受注内容で全体図がよくわかる
うちにある機械は全て汎用機で、NC機は一台もありません。
「全く時代遅れ」? の工場です。
このような設備のため、依頼頂く仕事は自然と「NC屋さんが嫌う仕事」となりますので、うちに来る仕事の内容を見ていると、旋盤加工の全体図がよく解ります。
M16P=2、M20P=2.5などのネジ切りを汎用旋盤でできる方がだんだんいなくなってます。
切り上げができないのと、バイトが研げないのがその理由だと思います。
一見簡単そうですが、加工したことのある方ならお解かりだと思いますが、径が小さくて、ピッチが荒いネジは汎用旋盤では、バイトの材質が超硬は使えず、ハイスになります。
理由は、超硬で使えるであろう最低切削速度から逆算して、その回転数では切り上げもできませんし、機械の親ネジやハーフナットの負担が大きすぎるためです。
例えば、φ20で切削速度が50m/minとしても主軸回転は約800rpm。
φ16では約990rpmとなり、そのような回転で、ピッチ2.5mmや2mmなどの送りを掛けては機械が可哀想ですし、ネジの切り上げもほぼ不可と思います。
もう少し回転を落としても使えそうに見えますが、仕上げはだめだと思います。
超硬は、少ない切り込みになるほど切削速度を上げなければ、むしれたような加工面になってしまうからです。
バイトの材質が超硬の場合は使い捨てのチップが市販されていますが、ハイスになると自分で研がなければなりません。しかも、超硬とハイスでは、ネジの切り方が違いますので、その切り方が解らないのだと想像しています。
NC旋盤のプログラムに入っているねじ切りパターンや書物に書かれているものは、超硬用のもので、そのままハイスには当てはまりません。
このあたりが、各職人さんの腕の見せ所の一つですね。
残念なことに、このような「腕の見せ所」にNC機を使っている方は、興味がないようです。

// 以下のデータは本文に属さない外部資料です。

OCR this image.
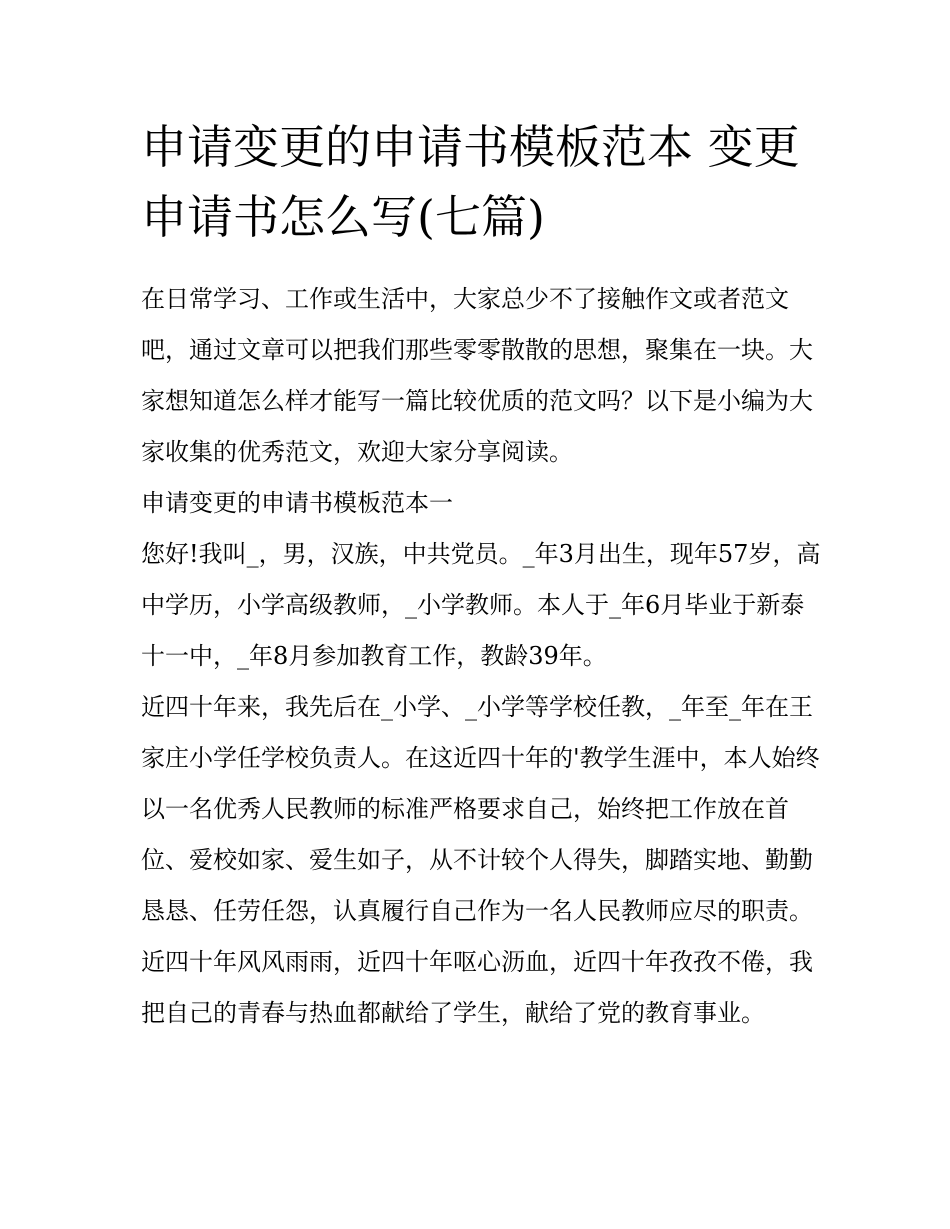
申请变更的申请书模板范本 变更申请书怎么写(七篇)

在日常学习、工作或生活中，大家总少不了接触作文或者范文吧，通过文章可以把我们那些零零散散的思想，聚集在一块。大家想知道怎么样才能写一篇比较优质的范文吗？以下是小编为大家收集的优秀范文，欢迎大家分享阅读。

申请变更的申请书模板范本一

您好!我叫_，男，汉族，中共党员。_年3月出生，现年57岁，高中学历，小学高级教师，_小学教师。本人于_年6月毕业于新泰十一中，_年8月参加教育工作，教龄39年。

近四十年来，我先后在_小学、_小学等学校任教，_年至_年在王家庄小学任学校负责人。在这近四十年的'教学生涯中，本人始终以一名优秀人民教师的标准严格要求自己，始终把工作放在首位、爱校如家、爱生如子，从不计较个人得失，脚踏实地、勤勤恳恳、任劳任怨，认真履行自己作为一名人民教师应尽的职责。

近四十年风风雨雨，近四十年呕心沥血，近四十年孜孜不倦，我把自己的青春与热血都献给了学生，献给了党的教育事业。
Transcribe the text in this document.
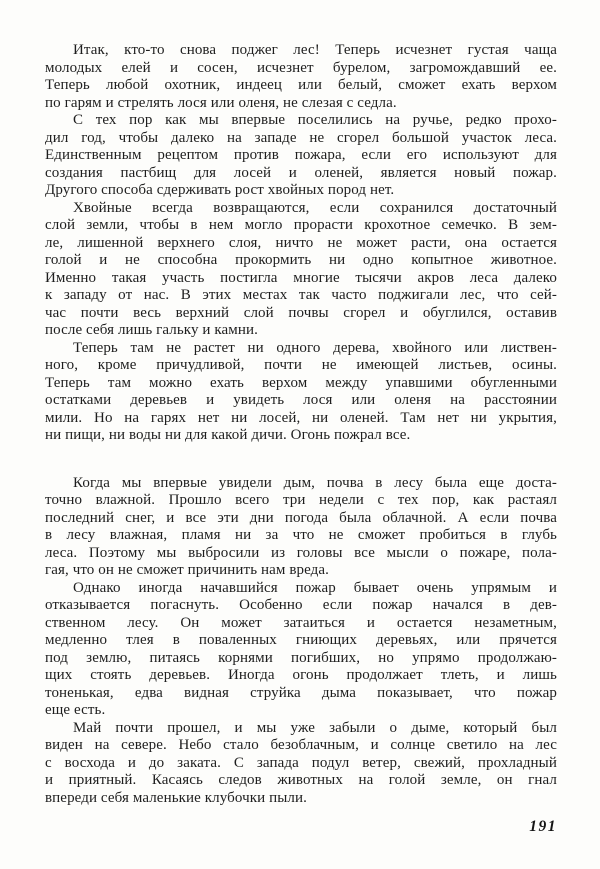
Итак, кто-то снова поджег лес! Теперь исчезнет густая чаща
молодых елей и сосен, исчезнет бурелом, загромождавший ее.
Теперь любой охотник, индеец или белый, сможет ехать верхом
по гарям и стрелять лося или оленя, не слезая с седла.
С тех пор как мы впервые поселились на ручье, редко прохо-
дил год, чтобы далеко на западе не сгорел большой участок леса.
Единственным рецептом против пожара, если его используют для
создания пастбищ для лосей и оленей, является новый пожар.
Другого способа сдерживать рост хвойных пород нет.
Хвойные всегда возвращаются, если сохранился достаточный
слой земли, чтобы в нем могло прорасти крохотное семечко. В зем-
ле, лишенной верхнего слоя, ничто не может расти, она остается
голой и не способна прокормить ни одно копытное животное.
Именно такая участь постигла многие тысячи акров леса далеко
к западу от нас. В этих местах так часто поджигали лес, что сей-
час почти весь верхний слой почвы сгорел и обуглился, оставив
после себя лишь гальку и камни.
Теперь там не растет ни одного дерева, хвойного или листвен-
ного, кроме причудливой, почти не имеющей листьев, осины.
Теперь там можно ехать верхом между упавшими обугленными
остатками деревьев и увидеть лося или оленя на расстоянии
мили. Но на гарях нет ни лосей, ни оленей. Там нет ни укрытия,
ни пищи, ни воды ни для какой дичи. Огонь пожрал все.
Когда мы впервые увидели дым, почва в лесу была еще доста-
точно влажной. Прошло всего три недели с тех пор, как растаял
последний снег, и все эти дни погода была облачной. А если почва
в лесу влажная, пламя ни за что не сможет пробиться в глубь
леса. Поэтому мы выбросили из головы все мысли о пожаре, пола-
гая, что он не сможет причинить нам вреда.
Однако иногда начавшийся пожар бывает очень упрямым и
отказывается погаснуть. Особенно если пожар начался в дев-
ственном лесу. Он может затаиться и остается незаметным,
медленно тлея в поваленных гниющих деревьях, или прячется
под землю, питаясь корнями погибших, но упрямо продолжаю-
щих стоять деревьев. Иногда огонь продолжает тлеть, и лишь
тоненькая, едва видная струйка дыма показывает, что пожар
еще есть.
Май почти прошел, и мы уже забыли о дыме, который был
виден на севере. Небо стало безоблачным, и солнце светило на лес
с восхода и до заката. С запада подул ветер, свежий, прохладный
и приятный. Касаясь следов животных на голой земле, он гнал
впереди себя маленькие клубочки пыли.
191
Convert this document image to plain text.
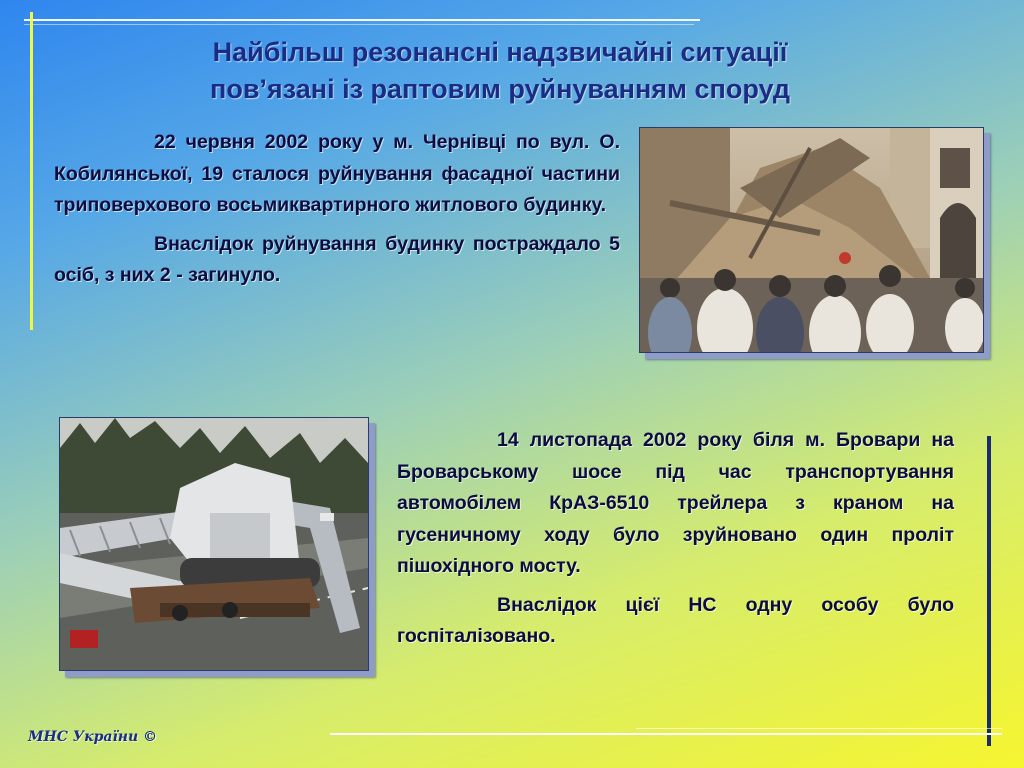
Найбільш резонансні надзвичайні ситуації
пов’язані із раптовим руйнуванням споруд

22 червня 2002 року у м. Чернівці по вул. О. Кобилянської, 19 сталося руйнування фасадної частини триповерхового восьмиквартирного житлового будинку.

Внаслідок руйнування будинку постраждало 5 осіб, з них 2 - загинуло.

14 листопада 2002 року біля м. Бровари на Броварському шосе під час транспортування автомобілем КрАЗ-6510 трейлера з краном на гусеничному ходу було зруйновано один проліт пішохідного мосту.

Внаслідок цієї НС одну особу було госпіталізовано.

МНС України ©
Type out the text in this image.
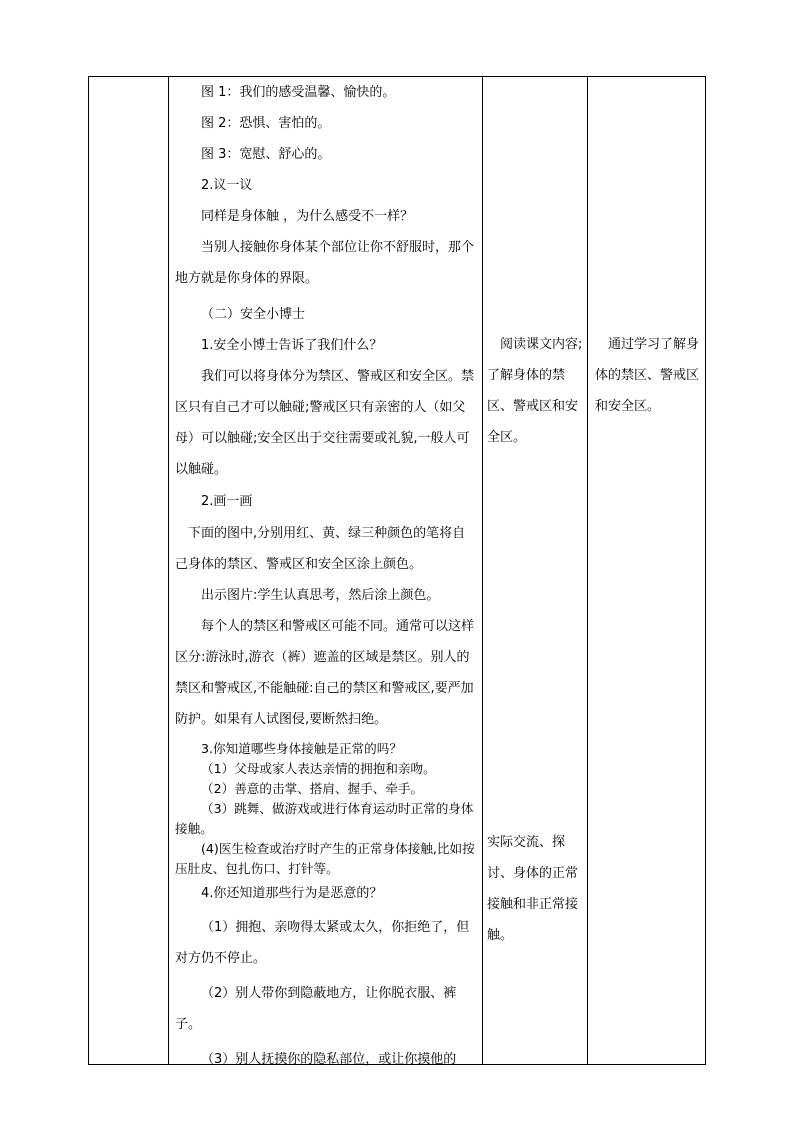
图 1：我们的感受温馨、愉快的。

图 2：恐惧、害怕的。

图 3：宽慰、舒心的。

2.议一议

同样是身体触 ，为什么感受不一样？

当别人接触你身体某个部位让你不舒服时，那个地方就是你身体的界限。

（二）安全小博士

1.安全小博士告诉了我们什么？

我们可以将身体分为禁区、警戒区和安全区。禁区只有自己才可以触碰;警戒区只有亲密的人（如父母）可以触碰;安全区出于交往需要或礼貌,一般人可以触碰。

2.画一画

下面的图中,分别用红、黄、绿三种颜色的笔将自己身体的禁区、警戒区和安全区涂上颜色。

出示图片:学生认真思考，然后涂上颜色。

每个人的禁区和警戒区可能不同。通常可以这样区分:游泳时,游衣（裤）遮盖的区域是禁区。别人的禁区和警戒区,不能触碰:自己的禁区和警戒区,要严加防护。如果有人试图侵,要断然扫绝。

3.你知道哪些身体接触是正常的吗？

（1）父母或家人表达亲情的拥抱和亲吻。

（2）善意的击掌、搭肩、握手、牵手。

（3）跳舞、做游戏或进行体育运动时正常的身体接触。

(4)医生检查或治疗时产生的正常身体接触,比如按压肚皮、包扎伤口、打针等。

4.你还知道那些行为是恶意的？

（1）拥抱、亲吻得太紧或太久，你拒绝了，但对方仍不停止。

（2）别人带你到隐蔽地方，让你脱衣服、裤子。

（3）别人抚摸你的隐私部位，或让你摸他的

阅读课文内容;了解身体的禁区、警戒区和安全区。
实际交流、探讨、身体的正常接触和非正常接触。
通过学习了解身体的禁区、警戒区和安全区。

自分流の技を磨くのはすごく楽しいし、できた時にはすごい達成感があります。
このようなことをひとつずつ積み重ね、職人は成長していくと思うのですが。
特にバイトは「職人の魂」と言われて来ましたが、この言葉の内容もやがては伝わらなくなってしまうのでしょうか。うちに持ち込まれる仕事を視て、寂しささえ感じました。